ABA studies show that the use of separate escrows for purchase price adjustments is increasing. Now the majority approach, in the 2021 study, 47% of transactions reported included a separate escrow for purchase price adjustment. More than 12 years earlier, less than a quarter of reported transactions included a separate escrow for purchase price adjustment. The chart below illustrates this trend.

Source: ABA Private Target M&A Deal Point Studies

The ABA’s last three studies for 2021, 2019 and 2017, respectively, examined whether separate adjustment escrows were the only recourse for adjustment recovery. As noted below, the prevalence of these types of “single remedy” provisions is on the rise.

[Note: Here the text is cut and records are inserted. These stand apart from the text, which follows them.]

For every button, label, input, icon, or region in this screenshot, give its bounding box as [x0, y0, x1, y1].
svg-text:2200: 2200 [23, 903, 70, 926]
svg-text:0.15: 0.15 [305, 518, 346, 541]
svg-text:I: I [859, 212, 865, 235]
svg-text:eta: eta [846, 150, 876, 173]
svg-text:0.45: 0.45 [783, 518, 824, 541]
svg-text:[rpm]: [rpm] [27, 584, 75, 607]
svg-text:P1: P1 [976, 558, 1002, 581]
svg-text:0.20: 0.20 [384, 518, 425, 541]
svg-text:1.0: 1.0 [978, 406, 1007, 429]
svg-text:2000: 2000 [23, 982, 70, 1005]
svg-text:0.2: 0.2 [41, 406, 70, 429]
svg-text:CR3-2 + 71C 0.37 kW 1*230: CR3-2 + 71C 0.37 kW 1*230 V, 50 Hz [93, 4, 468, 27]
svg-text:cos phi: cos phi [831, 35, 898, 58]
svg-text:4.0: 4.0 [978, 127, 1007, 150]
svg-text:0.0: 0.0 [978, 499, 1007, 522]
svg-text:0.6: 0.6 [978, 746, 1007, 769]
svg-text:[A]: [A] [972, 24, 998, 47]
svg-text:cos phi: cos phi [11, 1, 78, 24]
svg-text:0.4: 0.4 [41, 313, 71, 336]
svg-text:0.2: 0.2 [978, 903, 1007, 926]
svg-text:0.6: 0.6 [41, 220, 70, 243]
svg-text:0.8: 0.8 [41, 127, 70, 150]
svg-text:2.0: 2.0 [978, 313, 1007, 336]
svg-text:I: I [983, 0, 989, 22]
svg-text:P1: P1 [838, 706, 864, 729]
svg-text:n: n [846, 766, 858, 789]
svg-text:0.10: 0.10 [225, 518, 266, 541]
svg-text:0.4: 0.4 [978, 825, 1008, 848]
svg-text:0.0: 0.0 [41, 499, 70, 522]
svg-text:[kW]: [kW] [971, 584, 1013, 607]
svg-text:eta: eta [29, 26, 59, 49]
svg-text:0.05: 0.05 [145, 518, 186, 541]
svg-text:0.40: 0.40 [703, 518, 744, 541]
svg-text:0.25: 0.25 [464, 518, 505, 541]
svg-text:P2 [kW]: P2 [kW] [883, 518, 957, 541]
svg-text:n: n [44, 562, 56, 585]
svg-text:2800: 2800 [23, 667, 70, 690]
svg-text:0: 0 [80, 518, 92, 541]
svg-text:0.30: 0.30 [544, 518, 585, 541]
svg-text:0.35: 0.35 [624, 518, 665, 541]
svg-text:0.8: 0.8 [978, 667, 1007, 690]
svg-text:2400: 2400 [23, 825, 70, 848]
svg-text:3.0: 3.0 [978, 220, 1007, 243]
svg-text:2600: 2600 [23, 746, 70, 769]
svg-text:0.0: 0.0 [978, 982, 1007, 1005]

Source: ABA Private Target M&A Deal Point Studies

Conclusion

Many provisions of an M&A purchase agreement reflect an allocation of risk between seller and buyer, such as those relating to financial matters, or compliance with laws or labor and employment, which , taken together, reflect a compromise between the different perspectives of the parties. On the other hand, purchase price adjustments are considered neutral between the parties. These provisions are tied, often dollar for dollar, to the purchase price, for amounts that should be determinable shortly after closing. Adjustment provisions, while generally straightforward, are nonetheless important in ensuring that the parties receive the negotiated economic outcomes, and may therefore be the subject of a separate escrow. Separate escrows for purchase price adjustments are increasingly seen in private enterprise mergers and acquisitions transactions, and “single remedy” limitations on such escrows are increasing; Lawyers for buyers and sellers should be prepared to deal with these receiverships (and exclusive remedy provisions) as they become more common.